The definition of a hard handover or handoff is one where an existing connection must be broken before the new one is established. One example of hard handover is when frequencies are changed. As the mobile will normally only be able to transmit on one frequency at a time, the connection must be broken before it can move to the new channel where the connection is re-established. This is often termed and inter-frequency hard handover. While this is the most common form of hard handoff, it is not the only one. It is also possible to have intra-frequency hard handovers where the frequency channel remains the same.

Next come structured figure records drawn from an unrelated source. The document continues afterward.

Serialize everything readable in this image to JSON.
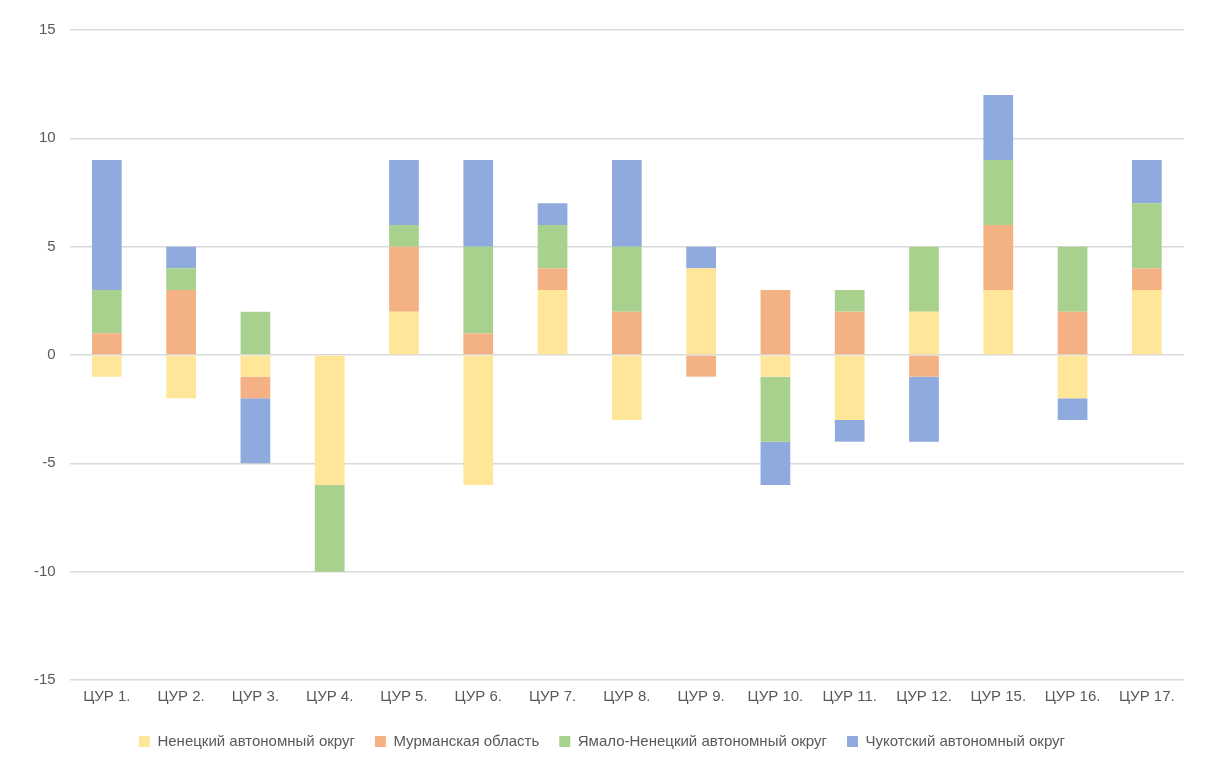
{
  "chart_data": {
    "type": "bar",
    "stacked": true,
    "categories": [
      "ЦУР 1.",
      "ЦУР 2.",
      "ЦУР 3.",
      "ЦУР 4.",
      "ЦУР 5.",
      "ЦУР 6.",
      "ЦУР 7.",
      "ЦУР 8.",
      "ЦУР 9.",
      "ЦУР 10.",
      "ЦУР 11.",
      "ЦУР 12.",
      "ЦУР 15.",
      "ЦУР 16.",
      "ЦУР 17."
    ],
    "series": [
      {
        "name": "Ненецкий автономный округ",
        "color": "#ffe699",
        "values": [
          -1,
          -2,
          -1,
          -6,
          2,
          -6,
          3,
          -3,
          4,
          -1,
          -3,
          2,
          3,
          -2,
          3
        ]
      },
      {
        "name": "Мурманская область",
        "color": "#f4b183",
        "values": [
          1,
          3,
          -1,
          null,
          3,
          1,
          1,
          2,
          -1,
          3,
          2,
          -1,
          3,
          2,
          1
        ]
      },
      {
        "name": "Ямало-Ненецкий автономный округ",
        "color": "#a9d18e",
        "values": [
          2,
          1,
          2,
          -4,
          1,
          4,
          2,
          3,
          null,
          -3,
          1,
          3,
          3,
          3,
          3
        ]
      },
      {
        "name": "Чукотский автономный округ",
        "color": "#8faadc",
        "values": [
          6,
          1,
          -3,
          null,
          3,
          4,
          1,
          4,
          1,
          -2,
          -1,
          -3,
          3,
          -1,
          2
        ]
      }
    ],
    "ylim": [
      -15,
      15
    ],
    "yticks": [
      -15,
      -10,
      -5,
      0,
      5,
      10,
      15
    ],
    "grid": "y",
    "legend": "bottom"
  }
}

Although there is generally a short break in transmission, this is normally short enough not to be noticed by the user.

Soft handover

The new 3G technologies use CDMA where it is possible to have neighbouring cells on the same frequency and this opens the possibility of having a form of handover or handoff where it is not necessary to break the connection. This is called soft handover or soft handoff, and it is defined as a handover where a new connection is established before the old one is released. In UMTS most of the handovers that are performed are intra-frequency soft handovers.

Softer handover

The third type of hand over is termed a softer handover, or handoff. In this instance a new signal is either added to or deleted from the active set of signals. It may also occur when a signal is replaced by a stronger signal from a different sector under the same base station. This type of handover or handoff is available within UMTS as well as CDMA2000.

Cellular handover or cellular handoff are performed by all cellular telecommunications networks, and they are a core element of the whole concept of cellular telecommunications. There are a number of requirements for the process. The first is that it occurs reliably and if it does not, users soon become dissatisfied and choose another network provider in a process known as "churn". However it needs to be accomplished in the most efficient manner. Although softer handoff is the most reliable, it also uses more network capacity. The reason for this is that it is communicating with more than one sector or base station at any given instance. Soft handover is also less efficient than hard handover, but again more reliable as the connection is never lost.

It is therefore necessary for the cellular telecommunications network provider to arrange the network to operate in the most efficient manner, while still providing the most reliable service.